Lung-resident (LR) mesenchymal stem and stromal cells (MSCs) are key elements of the alveolar niche and fundamental regulators of homeostasis and regeneration. We interrogated their function during virus-induced lung injury using the highly prevalent respiratory syncytial virus (RSV) which causes severe outcomes in infants. We applied complementary approaches with primary pediatric LR-MSCs and a state-of-the-art model of human RSV infection in lamb. Remarkably, RSV-infection of pediatric LR-MSCs led to a robust activation, characterized by a strong antiviral and pro-inflammatory phenotype combined with mediators related to T cell function. In line with this, following in vivo infection, RSV invades and activates LR-MSCs, resulting in the expansion of the pulmonary MSC pool. Moreover, the global transcriptional response of LR-MSCs appears to follow RSV disease, switching from an early antiviral signature to repair mechanisms including differentiation, tissue remodeling, and angiogenesis.
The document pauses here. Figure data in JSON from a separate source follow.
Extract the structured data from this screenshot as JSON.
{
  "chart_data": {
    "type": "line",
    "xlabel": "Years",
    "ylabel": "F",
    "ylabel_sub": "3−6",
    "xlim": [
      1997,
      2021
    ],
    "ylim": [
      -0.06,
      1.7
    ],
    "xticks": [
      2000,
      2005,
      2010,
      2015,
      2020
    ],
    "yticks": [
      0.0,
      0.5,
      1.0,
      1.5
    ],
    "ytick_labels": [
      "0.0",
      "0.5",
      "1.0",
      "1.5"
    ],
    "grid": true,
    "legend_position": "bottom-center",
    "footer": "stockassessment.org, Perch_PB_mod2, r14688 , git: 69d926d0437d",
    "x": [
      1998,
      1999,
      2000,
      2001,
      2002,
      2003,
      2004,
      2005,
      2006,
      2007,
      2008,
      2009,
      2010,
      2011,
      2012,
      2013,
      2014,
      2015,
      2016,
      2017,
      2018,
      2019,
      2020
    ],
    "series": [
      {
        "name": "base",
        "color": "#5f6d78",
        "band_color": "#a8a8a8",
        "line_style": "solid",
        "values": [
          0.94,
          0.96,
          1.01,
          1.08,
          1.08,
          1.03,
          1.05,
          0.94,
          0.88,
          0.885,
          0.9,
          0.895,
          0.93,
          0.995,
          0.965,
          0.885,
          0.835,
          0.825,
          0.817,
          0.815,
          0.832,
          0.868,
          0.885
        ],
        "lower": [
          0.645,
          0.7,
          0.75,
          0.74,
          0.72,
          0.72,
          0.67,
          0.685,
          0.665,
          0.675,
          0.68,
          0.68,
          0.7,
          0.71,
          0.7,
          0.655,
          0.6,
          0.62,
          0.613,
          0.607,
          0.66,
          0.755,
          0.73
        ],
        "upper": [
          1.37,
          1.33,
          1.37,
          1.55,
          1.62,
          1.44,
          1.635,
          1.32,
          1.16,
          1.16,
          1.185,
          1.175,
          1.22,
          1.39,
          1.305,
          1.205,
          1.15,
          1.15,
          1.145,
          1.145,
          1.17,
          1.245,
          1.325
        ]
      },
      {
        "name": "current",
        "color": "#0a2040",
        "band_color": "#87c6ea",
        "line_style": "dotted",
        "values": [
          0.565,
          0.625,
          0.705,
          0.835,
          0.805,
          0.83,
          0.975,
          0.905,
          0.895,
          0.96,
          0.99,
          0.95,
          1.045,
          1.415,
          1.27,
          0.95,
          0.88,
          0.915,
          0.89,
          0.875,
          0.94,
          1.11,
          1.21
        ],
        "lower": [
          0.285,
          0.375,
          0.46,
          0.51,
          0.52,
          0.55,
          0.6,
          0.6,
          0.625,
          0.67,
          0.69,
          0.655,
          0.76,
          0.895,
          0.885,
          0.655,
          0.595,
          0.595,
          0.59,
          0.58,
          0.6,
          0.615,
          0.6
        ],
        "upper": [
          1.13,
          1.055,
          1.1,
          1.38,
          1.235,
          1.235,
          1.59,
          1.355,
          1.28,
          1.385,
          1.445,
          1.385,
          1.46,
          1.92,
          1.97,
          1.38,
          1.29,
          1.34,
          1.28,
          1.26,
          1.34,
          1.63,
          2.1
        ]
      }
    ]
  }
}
These findings demonstrate the involvement of LR-MSCs during virus-mediated acute lung injury and may have therapeutic implications. Author summary This work identifies a novel function of lung-resident MSCs during virus-induced acute lung injury. These findings contribute to the understanding of host response and lung repair mechanisms during a highly prevalent clinical situation and may have therapeutic implications.

Automated summary

The research highlights the critical role of lung-resident MSCs in virus-induced acute lung injury, showing their involvement in immune response, repair mechanisms, and expansion of the pulmonary MSC pool following infection. These findings contribute to a better understanding of host response and lung repair mechanisms, with potential therapeutic implications.